Bonjour bonjour !
Edit du 20/04/2019 : Chapitre revu et corrigé !
Disclaimer : Ni One Piece, ni le monde de Tara Duncan ne m'appartient.
Allez, je vous laisse à votre lecture !
Lilith se colla contre la source de chaleur qu'elle sentait dans son dos avec un sourire bienheureux. Elle essayerait de remercier Marco d'avoir mis une bouillotte dans le lit, elle n'aimait pas avoir froid.
- Lilith, laisse-moi respirer, tu prends toute la place, yoi.
Elle ouvrit un œil, surprise, avant de comprendre qu'elle avait pris le commandant pour une bouillotte. Elle était idiote ! Elle se décala en rougissant, gênée, avant que le blond passe affectueusement sa main dans les cheveux noirs.
- Hé, c'est pas grave, yoi. Ça arrive à tout le monde.

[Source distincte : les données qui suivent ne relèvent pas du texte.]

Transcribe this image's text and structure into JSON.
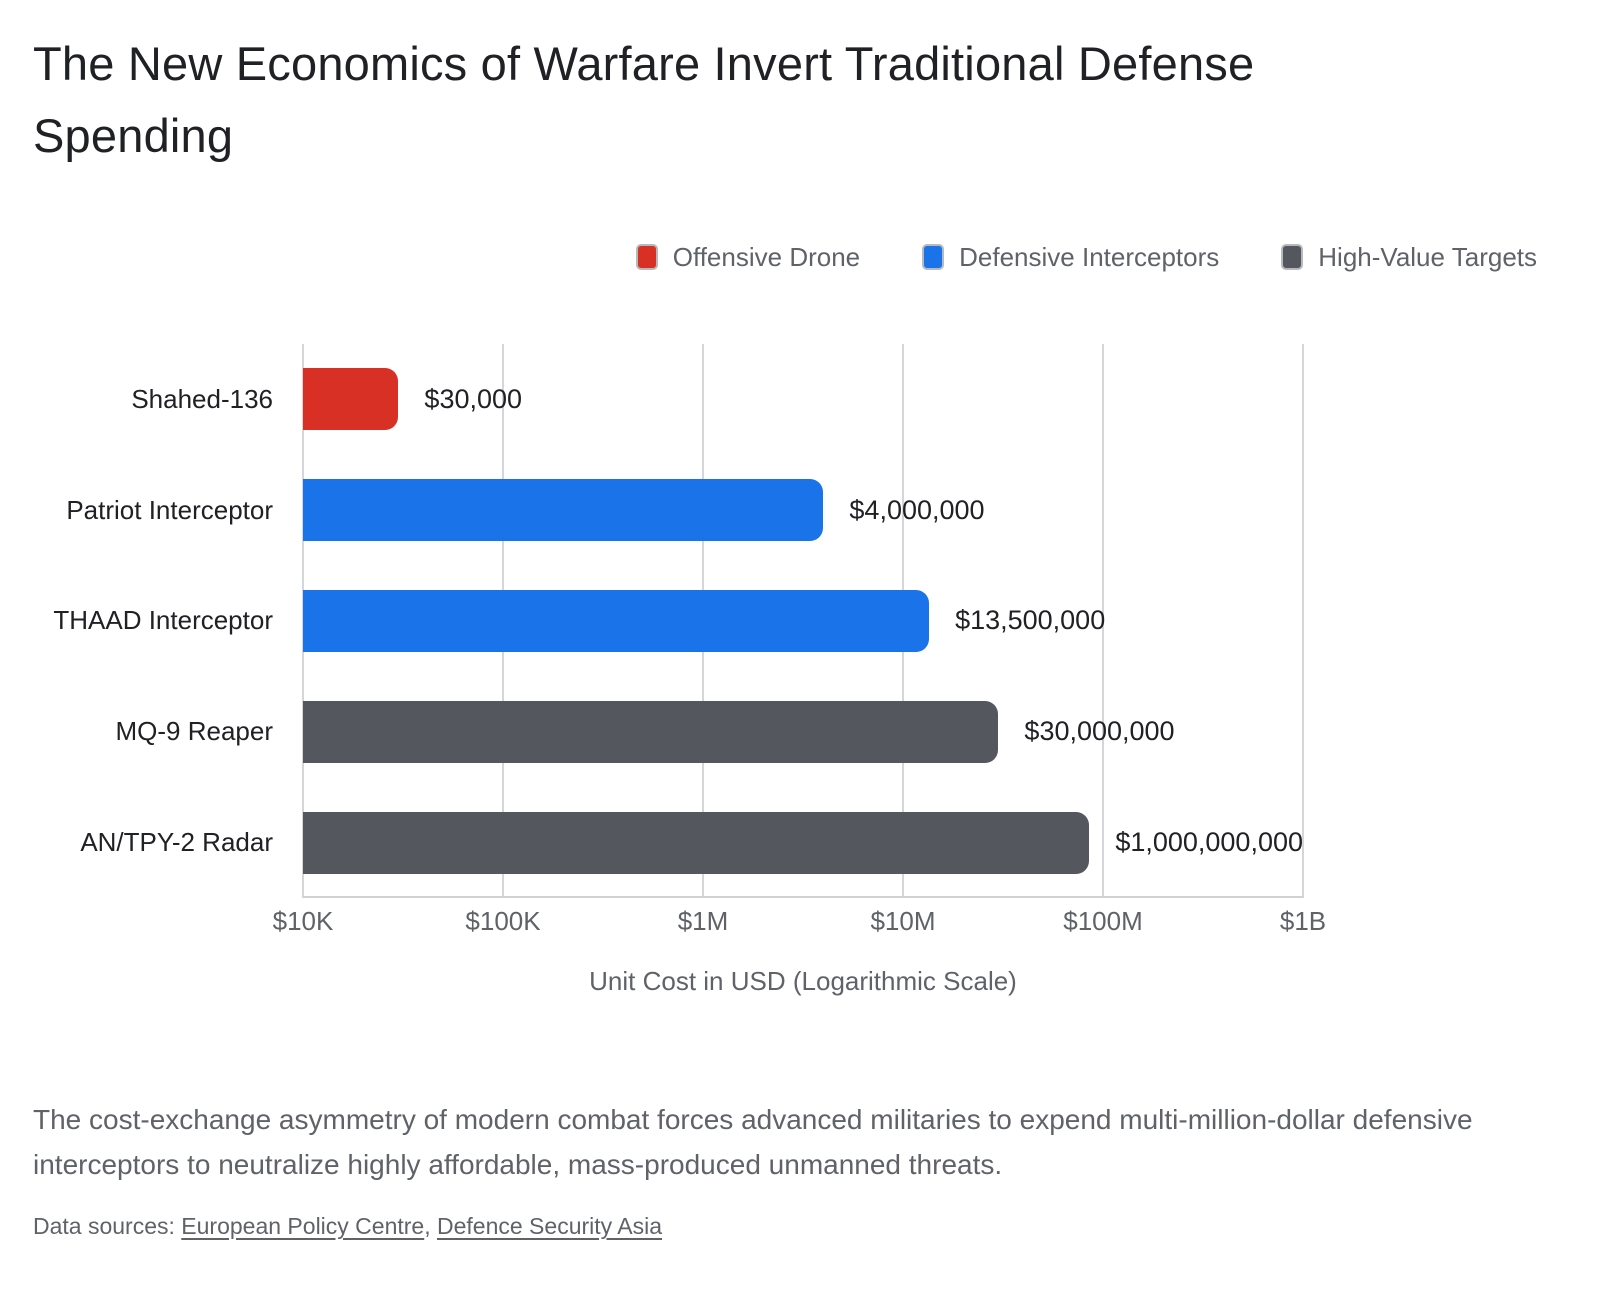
{
  "title": "The New Economics of Warfare Invert Traditional Defense Spending",
  "legend": [
    {
      "label": "Offensive Drone",
      "color": "#d93025"
    },
    {
      "label": "Defensive Interceptors",
      "color": "#1a73e8"
    },
    {
      "label": "High-Value Targets",
      "color": "#54575e"
    }
  ],
  "chart_data": {
    "type": "bar",
    "orientation": "horizontal",
    "scale": "logarithmic",
    "title": "The New Economics of Warfare Invert Traditional Defense Spending",
    "categories": [
      "Shahed-136",
      "Patriot Interceptor",
      "THAAD Interceptor",
      "MQ-9 Reaper",
      "AN/TPY-2 Radar"
    ],
    "values": [
      30000,
      4000000,
      13500000,
      30000000,
      1000000000
    ],
    "value_labels": [
      "$30,000",
      "$4,000,000",
      "$13,500,000",
      "$30,000,000",
      "$1,000,000,000"
    ],
    "series_assignment": [
      "Offensive Drone",
      "Defensive Interceptors",
      "Defensive Interceptors",
      "High-Value Targets",
      "High-Value Targets"
    ],
    "bar_colors": [
      "#d93025",
      "#1a73e8",
      "#1a73e8",
      "#54575e",
      "#54575e"
    ],
    "xlabel": "Unit Cost in USD (Logarithmic Scale)",
    "ylabel": "",
    "x_ticks": [
      "$10K",
      "$100K",
      "$1M",
      "$10M",
      "$100M",
      "$1B"
    ],
    "x_tick_values": [
      10000,
      100000,
      1000000,
      10000000,
      100000000,
      1000000000
    ],
    "xlim": [
      10000,
      1000000000
    ],
    "grid": "vertical",
    "legend_position": "top-right"
  },
  "caption": "The cost-exchange asymmetry of modern combat forces advanced militaries to expend multi-million-dollar defensive interceptors to neutralize highly affordable, mass-produced unmanned threats.",
  "sources": {
    "prefix": "Data sources: ",
    "separator": ", ",
    "links": [
      {
        "label": "European Policy Centre"
      },
      {
        "label": "Defence Security Asia"
      }
    ]
  }
}
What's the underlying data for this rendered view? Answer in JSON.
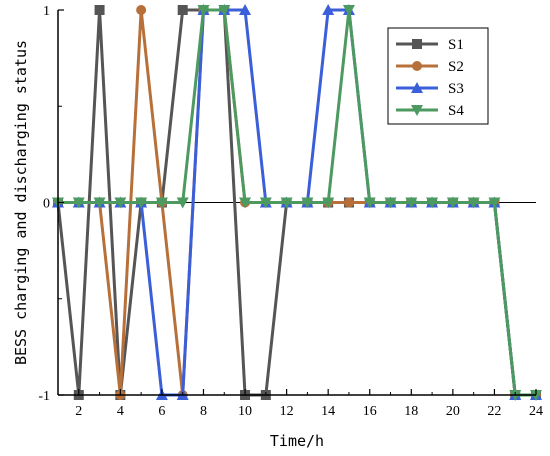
{
  "chart_data": {
    "type": "line",
    "xlabel": "Time/h",
    "ylabel": "BESS charging and discharging status",
    "x": [
      1,
      2,
      3,
      4,
      5,
      6,
      7,
      8,
      9,
      10,
      11,
      12,
      13,
      14,
      15,
      16,
      17,
      18,
      19,
      20,
      21,
      22,
      23,
      24
    ],
    "xlim": [
      1,
      24
    ],
    "ylim": [
      -1,
      1
    ],
    "x_ticks": [
      2,
      4,
      6,
      8,
      10,
      12,
      14,
      16,
      18,
      20,
      22,
      24
    ],
    "y_ticks": [
      -1,
      0,
      1
    ],
    "grid": false,
    "legend_position": "top-right",
    "series": [
      {
        "name": "S1",
        "color": "#555555",
        "marker": "square",
        "values": [
          0,
          -1,
          1,
          -1,
          0,
          0,
          1,
          1,
          1,
          -1,
          -1,
          0,
          0,
          0,
          0,
          0,
          0,
          0,
          0,
          0,
          0,
          0,
          -1,
          -1
        ]
      },
      {
        "name": "S2",
        "color": "#b8703a",
        "marker": "circle",
        "values": [
          0,
          0,
          0,
          -1,
          1,
          0,
          -1,
          1,
          1,
          0,
          0,
          0,
          0,
          0,
          0,
          0,
          0,
          0,
          0,
          0,
          0,
          0,
          -1,
          -1
        ]
      },
      {
        "name": "S3",
        "color": "#3b5fd9",
        "marker": "triangle-up",
        "values": [
          0,
          0,
          0,
          0,
          0,
          -1,
          -1,
          1,
          1,
          1,
          0,
          0,
          0,
          1,
          1,
          0,
          0,
          0,
          0,
          0,
          0,
          0,
          -1,
          -1
        ]
      },
      {
        "name": "S4",
        "color": "#4c9a60",
        "marker": "triangle-down",
        "values": [
          0,
          0,
          0,
          0,
          0,
          0,
          0,
          1,
          1,
          0,
          0,
          0,
          0,
          0,
          1,
          0,
          0,
          0,
          0,
          0,
          0,
          0,
          -1,
          -1
        ]
      }
    ]
  }
}
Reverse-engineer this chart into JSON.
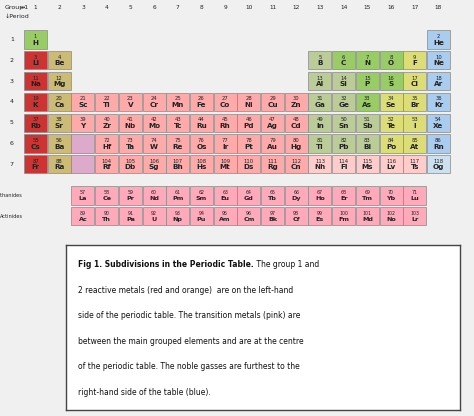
{
  "background": "#f0f0f0",
  "colors": {
    "red": "#cc3333",
    "tan": "#ccbb77",
    "pink": "#ffaaaa",
    "light_pink": "#ffcccc",
    "green": "#99cc66",
    "light_green": "#bbcc99",
    "yellow": "#dddd77",
    "blue": "#aaccee",
    "light_blue": "#cce0f0",
    "purple": "#ddaadd",
    "lant_act": "#ffaabb"
  },
  "elements": [
    {
      "symbol": "H",
      "number": 1,
      "group": 1,
      "period": 1,
      "color": "green"
    },
    {
      "symbol": "He",
      "number": 2,
      "group": 18,
      "period": 1,
      "color": "blue"
    },
    {
      "symbol": "Li",
      "number": 3,
      "group": 1,
      "period": 2,
      "color": "red"
    },
    {
      "symbol": "Be",
      "number": 4,
      "group": 2,
      "period": 2,
      "color": "tan"
    },
    {
      "symbol": "B",
      "number": 5,
      "group": 13,
      "period": 2,
      "color": "light_green"
    },
    {
      "symbol": "C",
      "number": 6,
      "group": 14,
      "period": 2,
      "color": "green"
    },
    {
      "symbol": "N",
      "number": 7,
      "group": 15,
      "period": 2,
      "color": "green"
    },
    {
      "symbol": "O",
      "number": 8,
      "group": 16,
      "period": 2,
      "color": "green"
    },
    {
      "symbol": "F",
      "number": 9,
      "group": 17,
      "period": 2,
      "color": "yellow"
    },
    {
      "symbol": "Ne",
      "number": 10,
      "group": 18,
      "period": 2,
      "color": "blue"
    },
    {
      "symbol": "Na",
      "number": 11,
      "group": 1,
      "period": 3,
      "color": "red"
    },
    {
      "symbol": "Mg",
      "number": 12,
      "group": 2,
      "period": 3,
      "color": "tan"
    },
    {
      "symbol": "Al",
      "number": 13,
      "group": 13,
      "period": 3,
      "color": "light_green"
    },
    {
      "symbol": "Si",
      "number": 14,
      "group": 14,
      "period": 3,
      "color": "light_green"
    },
    {
      "symbol": "P",
      "number": 15,
      "group": 15,
      "period": 3,
      "color": "green"
    },
    {
      "symbol": "S",
      "number": 16,
      "group": 16,
      "period": 3,
      "color": "green"
    },
    {
      "symbol": "Cl",
      "number": 17,
      "group": 17,
      "period": 3,
      "color": "yellow"
    },
    {
      "symbol": "Ar",
      "number": 18,
      "group": 18,
      "period": 3,
      "color": "blue"
    },
    {
      "symbol": "K",
      "number": 19,
      "group": 1,
      "period": 4,
      "color": "red"
    },
    {
      "symbol": "Ca",
      "number": 20,
      "group": 2,
      "period": 4,
      "color": "tan"
    },
    {
      "symbol": "Sc",
      "number": 21,
      "group": 3,
      "period": 4,
      "color": "pink"
    },
    {
      "symbol": "Ti",
      "number": 22,
      "group": 4,
      "period": 4,
      "color": "pink"
    },
    {
      "symbol": "V",
      "number": 23,
      "group": 5,
      "period": 4,
      "color": "pink"
    },
    {
      "symbol": "Cr",
      "number": 24,
      "group": 6,
      "period": 4,
      "color": "pink"
    },
    {
      "symbol": "Mn",
      "number": 25,
      "group": 7,
      "period": 4,
      "color": "pink"
    },
    {
      "symbol": "Fe",
      "number": 26,
      "group": 8,
      "period": 4,
      "color": "pink"
    },
    {
      "symbol": "Co",
      "number": 27,
      "group": 9,
      "period": 4,
      "color": "pink"
    },
    {
      "symbol": "Ni",
      "number": 28,
      "group": 10,
      "period": 4,
      "color": "pink"
    },
    {
      "symbol": "Cu",
      "number": 29,
      "group": 11,
      "period": 4,
      "color": "pink"
    },
    {
      "symbol": "Zn",
      "number": 30,
      "group": 12,
      "period": 4,
      "color": "pink"
    },
    {
      "symbol": "Ga",
      "number": 31,
      "group": 13,
      "period": 4,
      "color": "light_green"
    },
    {
      "symbol": "Ge",
      "number": 32,
      "group": 14,
      "period": 4,
      "color": "light_green"
    },
    {
      "symbol": "As",
      "number": 33,
      "group": 15,
      "period": 4,
      "color": "green"
    },
    {
      "symbol": "Se",
      "number": 34,
      "group": 16,
      "period": 4,
      "color": "yellow"
    },
    {
      "symbol": "Br",
      "number": 35,
      "group": 17,
      "period": 4,
      "color": "yellow"
    },
    {
      "symbol": "Kr",
      "number": 36,
      "group": 18,
      "period": 4,
      "color": "blue"
    },
    {
      "symbol": "Rb",
      "number": 37,
      "group": 1,
      "period": 5,
      "color": "red"
    },
    {
      "symbol": "Sr",
      "number": 38,
      "group": 2,
      "period": 5,
      "color": "tan"
    },
    {
      "symbol": "Y",
      "number": 39,
      "group": 3,
      "period": 5,
      "color": "pink"
    },
    {
      "symbol": "Zr",
      "number": 40,
      "group": 4,
      "period": 5,
      "color": "pink"
    },
    {
      "symbol": "Nb",
      "number": 41,
      "group": 5,
      "period": 5,
      "color": "pink"
    },
    {
      "symbol": "Mo",
      "number": 42,
      "group": 6,
      "period": 5,
      "color": "pink"
    },
    {
      "symbol": "Tc",
      "number": 43,
      "group": 7,
      "period": 5,
      "color": "pink"
    },
    {
      "symbol": "Ru",
      "number": 44,
      "group": 8,
      "period": 5,
      "color": "pink"
    },
    {
      "symbol": "Rh",
      "number": 45,
      "group": 9,
      "period": 5,
      "color": "pink"
    },
    {
      "symbol": "Pd",
      "number": 46,
      "group": 10,
      "period": 5,
      "color": "pink"
    },
    {
      "symbol": "Ag",
      "number": 47,
      "group": 11,
      "period": 5,
      "color": "pink"
    },
    {
      "symbol": "Cd",
      "number": 48,
      "group": 12,
      "period": 5,
      "color": "pink"
    },
    {
      "symbol": "In",
      "number": 49,
      "group": 13,
      "period": 5,
      "color": "light_green"
    },
    {
      "symbol": "Sn",
      "number": 50,
      "group": 14,
      "period": 5,
      "color": "light_green"
    },
    {
      "symbol": "Sb",
      "number": 51,
      "group": 15,
      "period": 5,
      "color": "light_green"
    },
    {
      "symbol": "Te",
      "number": 52,
      "group": 16,
      "period": 5,
      "color": "yellow"
    },
    {
      "symbol": "I",
      "number": 53,
      "group": 17,
      "period": 5,
      "color": "yellow"
    },
    {
      "symbol": "Xe",
      "number": 54,
      "group": 18,
      "period": 5,
      "color": "blue"
    },
    {
      "symbol": "Cs",
      "number": 55,
      "group": 1,
      "period": 6,
      "color": "red"
    },
    {
      "symbol": "Ba",
      "number": 56,
      "group": 2,
      "period": 6,
      "color": "tan"
    },
    {
      "symbol": "Hf",
      "number": 72,
      "group": 4,
      "period": 6,
      "color": "pink"
    },
    {
      "symbol": "Ta",
      "number": 73,
      "group": 5,
      "period": 6,
      "color": "pink"
    },
    {
      "symbol": "W",
      "number": 74,
      "group": 6,
      "period": 6,
      "color": "pink"
    },
    {
      "symbol": "Re",
      "number": 75,
      "group": 7,
      "period": 6,
      "color": "pink"
    },
    {
      "symbol": "Os",
      "number": 76,
      "group": 8,
      "period": 6,
      "color": "pink"
    },
    {
      "symbol": "Ir",
      "number": 77,
      "group": 9,
      "period": 6,
      "color": "pink"
    },
    {
      "symbol": "Pt",
      "number": 78,
      "group": 10,
      "period": 6,
      "color": "pink"
    },
    {
      "symbol": "Au",
      "number": 79,
      "group": 11,
      "period": 6,
      "color": "pink"
    },
    {
      "symbol": "Hg",
      "number": 80,
      "group": 12,
      "period": 6,
      "color": "pink"
    },
    {
      "symbol": "Tl",
      "number": 81,
      "group": 13,
      "period": 6,
      "color": "light_green"
    },
    {
      "symbol": "Pb",
      "number": 82,
      "group": 14,
      "period": 6,
      "color": "light_green"
    },
    {
      "symbol": "Bi",
      "number": 83,
      "group": 15,
      "period": 6,
      "color": "light_green"
    },
    {
      "symbol": "Po",
      "number": 84,
      "group": 16,
      "period": 6,
      "color": "yellow"
    },
    {
      "symbol": "At",
      "number": 85,
      "group": 17,
      "period": 6,
      "color": "yellow"
    },
    {
      "symbol": "Rn",
      "number": 86,
      "group": 18,
      "period": 6,
      "color": "blue"
    },
    {
      "symbol": "Fr",
      "number": 87,
      "group": 1,
      "period": 7,
      "color": "red"
    },
    {
      "symbol": "Ra",
      "number": 88,
      "group": 2,
      "period": 7,
      "color": "tan"
    },
    {
      "symbol": "Rf",
      "number": 104,
      "group": 4,
      "period": 7,
      "color": "pink"
    },
    {
      "symbol": "Db",
      "number": 105,
      "group": 5,
      "period": 7,
      "color": "pink"
    },
    {
      "symbol": "Sg",
      "number": 106,
      "group": 6,
      "period": 7,
      "color": "pink"
    },
    {
      "symbol": "Bh",
      "number": 107,
      "group": 7,
      "period": 7,
      "color": "pink"
    },
    {
      "symbol": "Hs",
      "number": 108,
      "group": 8,
      "period": 7,
      "color": "pink"
    },
    {
      "symbol": "Mt",
      "number": 109,
      "group": 9,
      "period": 7,
      "color": "pink"
    },
    {
      "symbol": "Ds",
      "number": 110,
      "group": 10,
      "period": 7,
      "color": "pink"
    },
    {
      "symbol": "Rg",
      "number": 111,
      "group": 11,
      "period": 7,
      "color": "pink"
    },
    {
      "symbol": "Cn",
      "number": 112,
      "group": 12,
      "period": 7,
      "color": "pink"
    },
    {
      "symbol": "Nh",
      "number": 113,
      "group": 13,
      "period": 7,
      "color": "light_pink"
    },
    {
      "symbol": "Fl",
      "number": 114,
      "group": 14,
      "period": 7,
      "color": "light_pink"
    },
    {
      "symbol": "Ms",
      "number": 115,
      "group": 15,
      "period": 7,
      "color": "light_pink"
    },
    {
      "symbol": "Lv",
      "number": 116,
      "group": 16,
      "period": 7,
      "color": "light_pink"
    },
    {
      "symbol": "Ts",
      "number": 117,
      "group": 17,
      "period": 7,
      "color": "light_pink"
    },
    {
      "symbol": "Og",
      "number": 118,
      "group": 18,
      "period": 7,
      "color": "light_blue"
    }
  ],
  "lanthanides": [
    {
      "symbol": "La",
      "number": 57
    },
    {
      "symbol": "Ce",
      "number": 58
    },
    {
      "symbol": "Pr",
      "number": 59
    },
    {
      "symbol": "Nd",
      "number": 60
    },
    {
      "symbol": "Pm",
      "number": 61
    },
    {
      "symbol": "Sm",
      "number": 62
    },
    {
      "symbol": "Eu",
      "number": 63
    },
    {
      "symbol": "Gd",
      "number": 64
    },
    {
      "symbol": "Tb",
      "number": 65
    },
    {
      "symbol": "Dy",
      "number": 66
    },
    {
      "symbol": "Ho",
      "number": 67
    },
    {
      "symbol": "Er",
      "number": 68
    },
    {
      "symbol": "Tm",
      "number": 69
    },
    {
      "symbol": "Yb",
      "number": 70
    },
    {
      "symbol": "Lu",
      "number": 71
    }
  ],
  "actinides": [
    {
      "symbol": "Ac",
      "number": 89
    },
    {
      "symbol": "Th",
      "number": 90
    },
    {
      "symbol": "Pa",
      "number": 91
    },
    {
      "symbol": "U",
      "number": 92
    },
    {
      "symbol": "Np",
      "number": 93
    },
    {
      "symbol": "Pu",
      "number": 94
    },
    {
      "symbol": "Am",
      "number": 95
    },
    {
      "symbol": "Cm",
      "number": 96
    },
    {
      "symbol": "Bk",
      "number": 97
    },
    {
      "symbol": "Cf",
      "number": 98
    },
    {
      "symbol": "Es",
      "number": 99
    },
    {
      "symbol": "Fm",
      "number": 100
    },
    {
      "symbol": "Md",
      "number": 101
    },
    {
      "symbol": "No",
      "number": 102
    },
    {
      "symbol": "Lr",
      "number": 103
    }
  ]
}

Elle fit la moue. Pour elle, cela l'était. La Lancovienne finit par se lever en même temps que Marco, quand elle remarqua qu'il y avait une pile d'habits pour elle sur la chaise de la pièce.
- Lorelei a affirmé que tu devrais avoir des vêtements plus pratiques, yoi. Du coup j'ai pris tes mesures pendant que tu dormais et Izou a retravaillé des anciens vêtements. C'est sans doute encore un peu grand, mais on t'en achèteras d'autres à la prochaine île, yoi.
Lilith se sentit mal sur le coup. Elle cachait à ces gens, ces inconnus, qui elle était véritablement et pourtant ils n'hésitaient pas une seule seconde à prendre soin d'elle. Alors spontanément, elle fit un câlin à Marco, exprimant par des gestes ce qu'elle ne pouvait pas formuler. Il eut un sourire amusé qui illuminait son visage fatigué.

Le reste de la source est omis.